Take me, for example and my fluxitive ability to remember names. If i'm introduced to someone by name, i'm being given a fact - that person's name. Whether i actually remember that name can go two ways here, depending on whether that person either tells me a good story or we have such a good time that i end up with a story to tell, if neither occurs they become a nameless face. The fact in effect becomes associated with an emotional response, a far stronger neurophysiological trigger than simply repeating their stupid name in your next sentence (never works for me). Besides which, do you really want to remember the name of someone who cannot tell or make a good story?
Back to Umberto and 'The Mysterious Flame of Queen Loana' and my surface value critique (i've only read the jacket and first chapter - although i will let you know how its going).

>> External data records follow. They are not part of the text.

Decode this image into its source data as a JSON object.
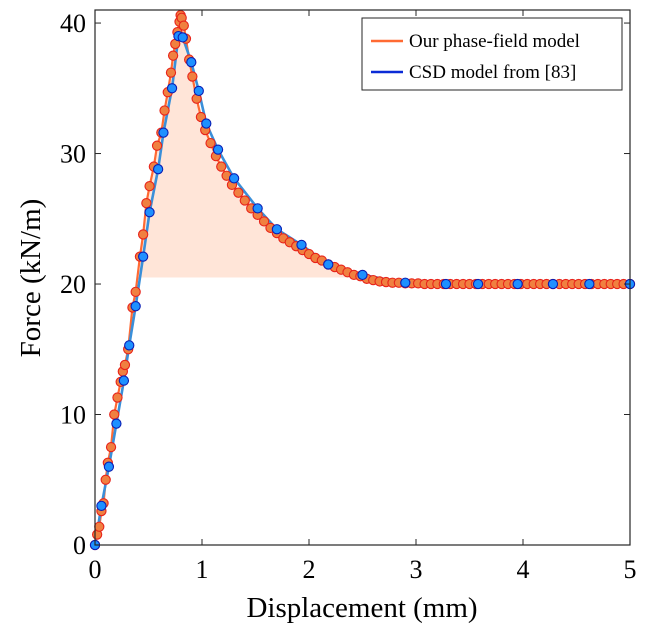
{
  "chart_data": {
    "type": "line",
    "xlabel": "Displacement (mm)",
    "ylabel": "Force (kN/m)",
    "xlim": [
      0,
      5
    ],
    "ylim": [
      0,
      41
    ],
    "x_ticks": [
      "0",
      "1",
      "2",
      "3",
      "4",
      "5"
    ],
    "y_ticks": [
      "0",
      "10",
      "20",
      "30",
      "40"
    ],
    "grid": false,
    "legend_position": "top-right",
    "legend": [
      "Our phase-field model",
      "CSD model from [83]"
    ],
    "colors": {
      "phase_field_marker_fill": "#f08040",
      "phase_field_marker_edge": "#e8231a",
      "phase_field_line": "#ff6a33",
      "fill_band": "#ffdccb",
      "csd_line": "#3a8fd9",
      "csd_marker_fill": "#1e90ff",
      "csd_marker_edge": "#0a1eb4",
      "legend_csd_line": "#0b2bd6"
    },
    "series": [
      {
        "name": "Our phase-field model",
        "x": [
          0.0,
          0.02,
          0.04,
          0.06,
          0.08,
          0.1,
          0.12,
          0.15,
          0.18,
          0.21,
          0.24,
          0.26,
          0.28,
          0.31,
          0.35,
          0.38,
          0.42,
          0.45,
          0.48,
          0.51,
          0.55,
          0.58,
          0.62,
          0.65,
          0.68,
          0.71,
          0.73,
          0.75,
          0.77,
          0.79,
          0.8,
          0.81,
          0.83,
          0.85,
          0.88,
          0.91,
          0.95,
          0.99,
          1.03,
          1.08,
          1.13,
          1.18,
          1.23,
          1.28,
          1.34,
          1.4,
          1.46,
          1.52,
          1.58,
          1.64,
          1.7,
          1.76,
          1.82,
          1.88,
          1.94,
          2.0,
          2.06,
          2.12,
          2.18,
          2.24,
          2.3,
          2.36,
          2.42,
          2.48,
          2.54,
          2.6,
          2.66,
          2.72,
          2.78,
          2.84,
          2.9,
          2.96,
          3.02,
          3.08,
          3.14,
          3.2,
          3.26,
          3.32,
          3.38,
          3.44,
          3.5,
          3.56,
          3.62,
          3.68,
          3.74,
          3.8,
          3.86,
          3.92,
          3.98,
          4.04,
          4.1,
          4.16,
          4.22,
          4.28,
          4.34,
          4.4,
          4.46,
          4.52,
          4.58,
          4.64,
          4.7,
          4.76,
          4.82,
          4.88,
          4.94,
          5.0
        ],
        "y": [
          0.0,
          0.8,
          1.4,
          2.6,
          3.2,
          5.0,
          6.3,
          7.5,
          10.0,
          11.3,
          12.5,
          13.3,
          13.8,
          15.0,
          18.2,
          19.4,
          22.1,
          23.8,
          26.2,
          27.5,
          29.0,
          30.6,
          31.6,
          33.3,
          34.7,
          36.2,
          37.5,
          38.4,
          39.3,
          40.1,
          40.6,
          40.4,
          39.8,
          38.8,
          37.2,
          35.9,
          34.2,
          32.8,
          31.8,
          30.8,
          29.8,
          29.0,
          28.3,
          27.6,
          27.0,
          26.4,
          25.8,
          25.3,
          24.8,
          24.3,
          23.9,
          23.5,
          23.2,
          22.9,
          22.6,
          22.3,
          22.0,
          21.8,
          21.5,
          21.3,
          21.1,
          20.9,
          20.7,
          20.6,
          20.4,
          20.3,
          20.2,
          20.15,
          20.1,
          20.1,
          20.05,
          20.05,
          20.05,
          20.0,
          20.0,
          20.0,
          20.0,
          20.0,
          20.0,
          20.0,
          20.0,
          20.0,
          20.0,
          20.0,
          20.0,
          20.0,
          20.0,
          20.0,
          20.0,
          20.0,
          20.0,
          20.0,
          20.0,
          20.0,
          20.0,
          20.0,
          20.0,
          20.0,
          20.0,
          20.0,
          20.0,
          20.0,
          20.0,
          20.0,
          20.0,
          20.0
        ]
      },
      {
        "name": "CSD model from [83]",
        "x": [
          0.0,
          0.06,
          0.13,
          0.2,
          0.27,
          0.32,
          0.38,
          0.45,
          0.51,
          0.59,
          0.64,
          0.72,
          0.78,
          0.82,
          0.9,
          0.97,
          1.04,
          1.15,
          1.3,
          1.52,
          1.7,
          1.93,
          2.18,
          2.5,
          2.9,
          3.28,
          3.58,
          3.95,
          4.28,
          4.62,
          5.0
        ],
        "y": [
          0.0,
          3.0,
          6.0,
          9.3,
          12.6,
          15.3,
          18.3,
          22.1,
          25.5,
          28.8,
          31.6,
          35.0,
          39.0,
          38.9,
          37.0,
          34.8,
          32.3,
          30.3,
          28.1,
          25.8,
          24.2,
          23.0,
          21.5,
          20.7,
          20.1,
          20.0,
          20.0,
          20.0,
          20.0,
          20.0,
          20.0
        ]
      }
    ]
  }
}
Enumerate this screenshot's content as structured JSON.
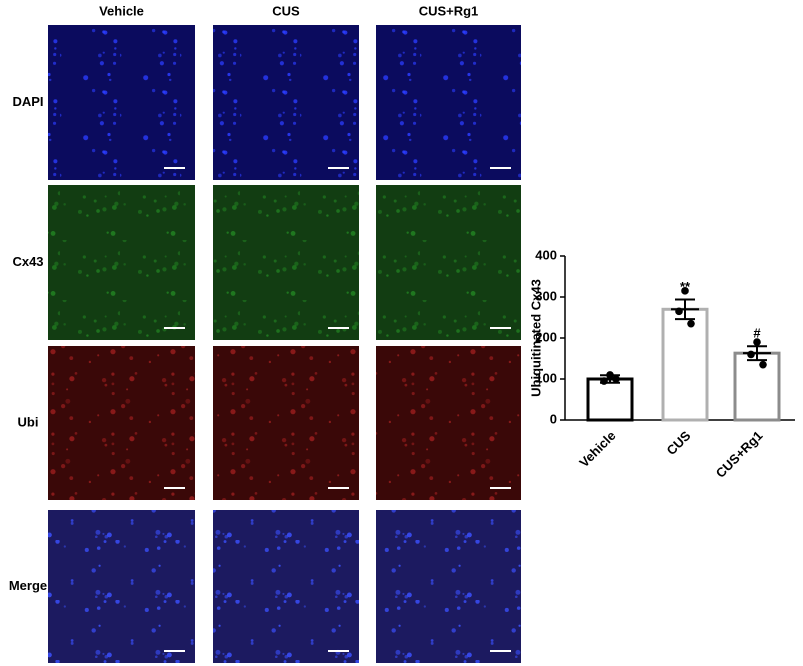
{
  "panels": {
    "columns": [
      "Vehicle",
      "CUS",
      "CUS+Rg1"
    ],
    "rows": [
      "DAPI",
      "Cx43",
      "Ubi",
      "Merge"
    ]
  },
  "chart_data": {
    "type": "bar",
    "ylabel": "Ubiquitinated Cx43",
    "categories": [
      "Vehicle",
      "CUS",
      "CUS+Rg1"
    ],
    "values": [
      100,
      270,
      163
    ],
    "errors": [
      9,
      24,
      17
    ],
    "points": [
      [
        110,
        95,
        100
      ],
      [
        315,
        265,
        235
      ],
      [
        190,
        160,
        135
      ]
    ],
    "colors": [
      "#000000",
      "#b0b0b0",
      "#8c8c8c"
    ],
    "annotations": [
      {
        "category": "CUS",
        "text": "**"
      },
      {
        "category": "CUS+Rg1",
        "text": "#"
      }
    ],
    "ylim": [
      0,
      400
    ],
    "yticks": [
      0,
      100,
      200,
      300,
      400
    ]
  }
}
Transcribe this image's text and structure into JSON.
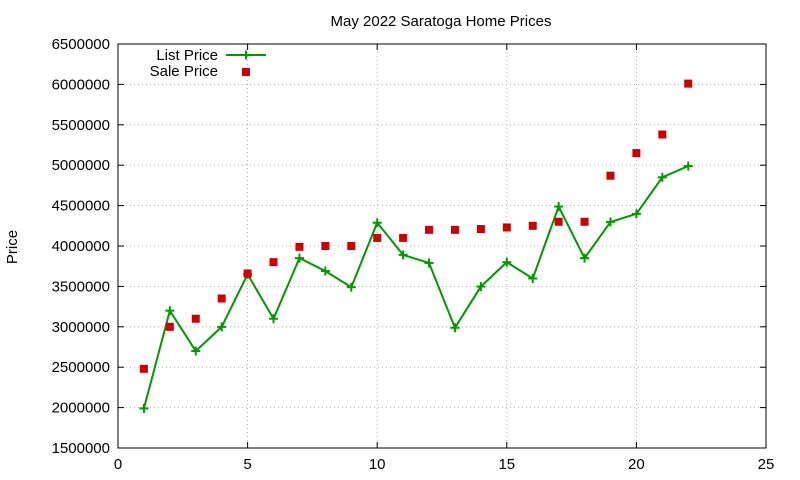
{
  "chart_data": {
    "type": "line",
    "title": "May 2022 Saratoga Home Prices",
    "xlabel": "",
    "ylabel": "Price",
    "xlim": [
      0,
      25
    ],
    "ylim": [
      1500000,
      6500000
    ],
    "x_ticks": [
      0,
      5,
      10,
      15,
      20,
      25
    ],
    "y_ticks": [
      1500000,
      2000000,
      2500000,
      3000000,
      3500000,
      4000000,
      4500000,
      5000000,
      5500000,
      6000000,
      6500000
    ],
    "grid": true,
    "legend_position": "top-left",
    "x": [
      1,
      2,
      3,
      4,
      5,
      6,
      7,
      8,
      9,
      10,
      11,
      12,
      13,
      14,
      15,
      16,
      17,
      18,
      19,
      20,
      21,
      22
    ],
    "series": [
      {
        "name": "List Price",
        "style": "linespoints",
        "marker": "plus",
        "color": "#009900",
        "values": [
          1990000,
          3200000,
          2700000,
          2999000,
          3650000,
          3100000,
          3850000,
          3690000,
          3490000,
          4288000,
          3890000,
          3790000,
          2988000,
          3498000,
          3800000,
          3598000,
          4488000,
          3850000,
          4298000,
          4398000,
          4850000,
          4990000
        ]
      },
      {
        "name": "Sale Price",
        "style": "points",
        "marker": "square",
        "color": "#cc0000",
        "values": [
          2480000,
          3000000,
          3100000,
          3350000,
          3660000,
          3800000,
          3990000,
          4000000,
          4000000,
          4100000,
          4100000,
          4200000,
          4200000,
          4210000,
          4230000,
          4250000,
          4300000,
          4300000,
          4870000,
          5150000,
          5380000,
          6010000
        ]
      }
    ]
  }
}
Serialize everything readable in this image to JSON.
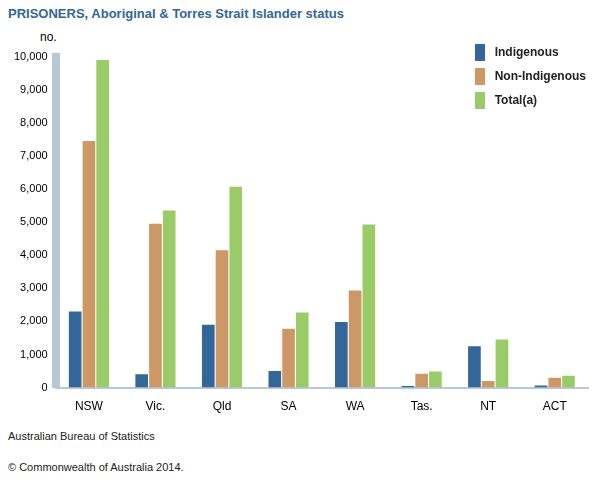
{
  "chart_data": {
    "type": "bar",
    "title": "PRISONERS, Aboriginal & Torres Strait Islander status",
    "y_label": "no.",
    "categories": [
      "NSW",
      "Vic.",
      "Qld",
      "SA",
      "WA",
      "Tas.",
      "NT",
      "ACT"
    ],
    "series": [
      {
        "name": "Indigenous",
        "color": "#336699",
        "values": [
          2300,
          400,
          1900,
          500,
          1980,
          50,
          1250,
          60
        ]
      },
      {
        "name": "Non-Indigenous",
        "color": "#cc9966",
        "values": [
          7450,
          4950,
          4150,
          1780,
          2930,
          420,
          200,
          300
        ]
      },
      {
        "name": "Total(a)",
        "color": "#99cc66",
        "values": [
          9900,
          5350,
          6070,
          2270,
          4930,
          490,
          1450,
          360
        ]
      }
    ],
    "ylim": [
      0,
      10000
    ],
    "yticks": [
      0,
      {
        "value": 1000,
        "label": "1,000"
      },
      {
        "value": 2000,
        "label": "2,000"
      },
      {
        "value": 3000,
        "label": "3,000"
      },
      {
        "value": 4000,
        "label": "4,000"
      },
      {
        "value": 5000,
        "label": "5,000"
      },
      {
        "value": 6000,
        "label": "6,000"
      },
      {
        "value": 7000,
        "label": "7,000"
      },
      {
        "value": 8000,
        "label": "8,000"
      },
      {
        "value": 9000,
        "label": "9,000"
      },
      {
        "value": 10000,
        "label": "10,000"
      }
    ],
    "grid": false,
    "legend": "top-right",
    "annotations": [
      "Australian Bureau of Statistics",
      "© Commonwealth of Australia 2014."
    ]
  }
}
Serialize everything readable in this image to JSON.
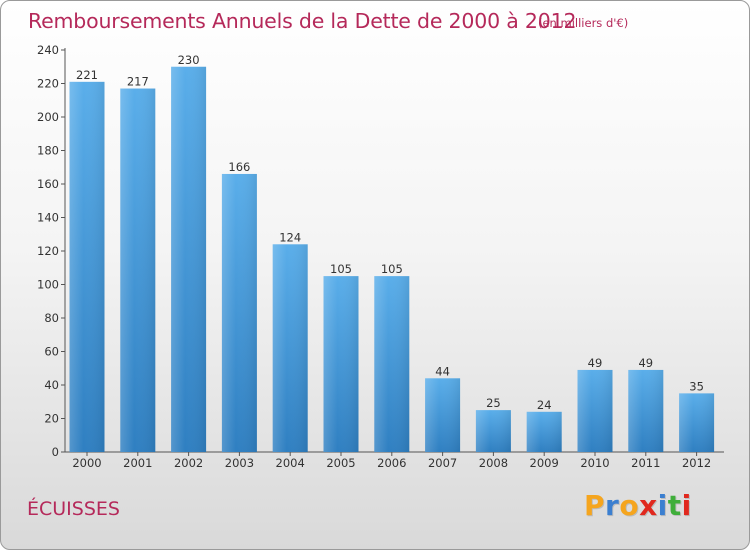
{
  "chart_data": {
    "type": "bar",
    "title": "Remboursements Annuels de la Dette de 2000 à 2012",
    "subtitle": "(en milliers d'€)",
    "categories": [
      "2000",
      "2001",
      "2002",
      "2003",
      "2004",
      "2005",
      "2006",
      "2007",
      "2008",
      "2009",
      "2010",
      "2011",
      "2012"
    ],
    "values": [
      221,
      217,
      230,
      166,
      124,
      105,
      105,
      44,
      25,
      24,
      49,
      49,
      35
    ],
    "ylim": [
      0,
      240
    ],
    "yticks": [
      0,
      20,
      40,
      60,
      80,
      100,
      120,
      140,
      160,
      180,
      200,
      220,
      240
    ],
    "grid": false,
    "bar_color_top": "#5aaeea",
    "bar_color_bottom": "#2f7fc1"
  },
  "commune": "ÉCUISSES",
  "logo": {
    "letters": [
      "P",
      "r",
      "o",
      "x",
      "i",
      "t",
      "i"
    ],
    "colors": [
      "#f5a51e",
      "#3b7fd0",
      "#f5a51e",
      "#e0281e",
      "#3b7fd0",
      "#3fae3a",
      "#e0281e"
    ]
  }
}
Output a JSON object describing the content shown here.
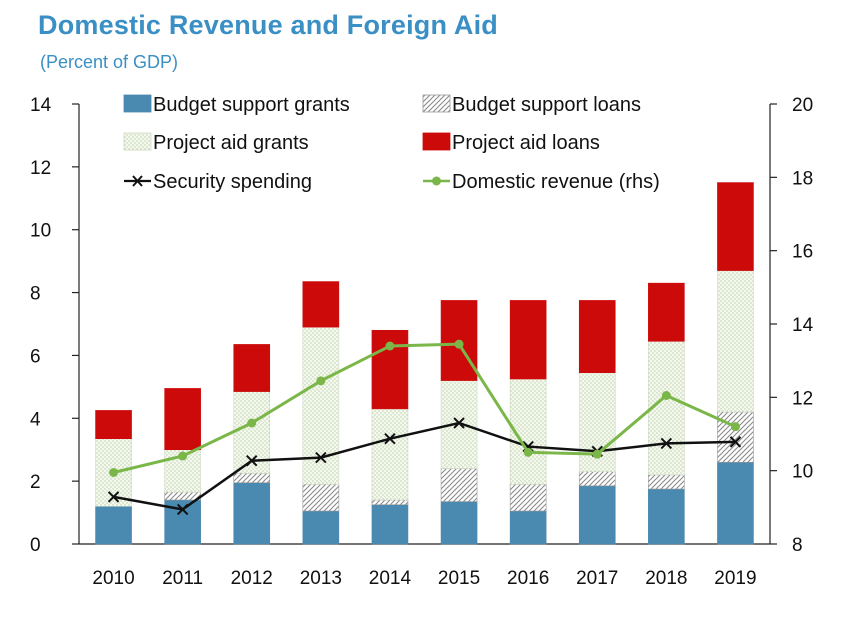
{
  "title": "Domestic Revenue and Foreign Aid",
  "subtitle": "(Percent of GDP)",
  "colors": {
    "title": "#3a8fc4",
    "budget_support_grants": "#4a89b0",
    "budget_support_loans": "#bfbfbf",
    "project_aid_grants": "#e6efdc",
    "project_aid_loans": "#cc0a0a",
    "security_spending": "#111111",
    "domestic_revenue": "#7ab648"
  },
  "chart_data": {
    "type": "bar",
    "stacked": true,
    "categories": [
      "2010",
      "2011",
      "2012",
      "2013",
      "2014",
      "2015",
      "2016",
      "2017",
      "2018",
      "2019"
    ],
    "series": [
      {
        "name": "Budget support grants",
        "values": [
          1.2,
          1.4,
          1.95,
          1.05,
          1.25,
          1.35,
          1.05,
          1.85,
          1.75,
          2.6
        ]
      },
      {
        "name": "Budget support loans",
        "values": [
          0.0,
          0.25,
          0.3,
          0.85,
          0.15,
          1.05,
          0.85,
          0.45,
          0.45,
          1.6
        ]
      },
      {
        "name": "Project aid grants",
        "values": [
          2.15,
          1.35,
          2.6,
          5.0,
          2.9,
          2.8,
          3.35,
          3.15,
          4.25,
          4.5
        ]
      },
      {
        "name": "Project aid loans",
        "values": [
          0.9,
          1.95,
          1.5,
          1.45,
          2.5,
          2.55,
          2.5,
          2.3,
          1.85,
          2.8
        ]
      }
    ],
    "lines": [
      {
        "name": "Security spending",
        "axis": "left",
        "values": [
          1.5,
          1.1,
          2.65,
          2.75,
          3.35,
          3.85,
          3.1,
          2.95,
          3.2,
          3.25
        ]
      },
      {
        "name": "Domestic revenue (rhs)",
        "axis": "right",
        "values": [
          9.95,
          10.4,
          11.3,
          12.45,
          13.4,
          13.45,
          10.5,
          10.45,
          12.05,
          11.2
        ]
      }
    ],
    "ylim": [
      0,
      14
    ],
    "yticks": [
      "0",
      "2",
      "4",
      "6",
      "8",
      "10",
      "12",
      "14"
    ],
    "y2lim": [
      8,
      20
    ],
    "y2ticks": [
      "8",
      "10",
      "12",
      "14",
      "16",
      "18",
      "20"
    ],
    "legend": {
      "position": "top",
      "items": [
        {
          "label": "Budget support grants",
          "kind": "bar"
        },
        {
          "label": "Budget support loans",
          "kind": "hatch"
        },
        {
          "label": "Project aid grants",
          "kind": "dots"
        },
        {
          "label": "Project aid loans",
          "kind": "bar"
        },
        {
          "label": "Security spending",
          "kind": "x-line"
        },
        {
          "label": "Domestic revenue (rhs)",
          "kind": "dot-line"
        }
      ]
    },
    "grid": false
  }
}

So far it is the story of a man who looses his 'episodic' memory - which is formed through differing emotional responses to sequential episodes within an individuals life experience (see how much i have learnt already!). i believe this is his first illustrated novel, which made me love it more before i had even opened it. i know what you are saying, '...a book by its cover, blah, blah', but i know what i am getting with Umberto textually - and given my affinity with pictures, he just sweetened the deal. Yeah, yeah, i know what you are saying now too - but did i ever promise you an un-biased critique?
So just go buy it, borrow it, steal it, then eat it and try to forget it.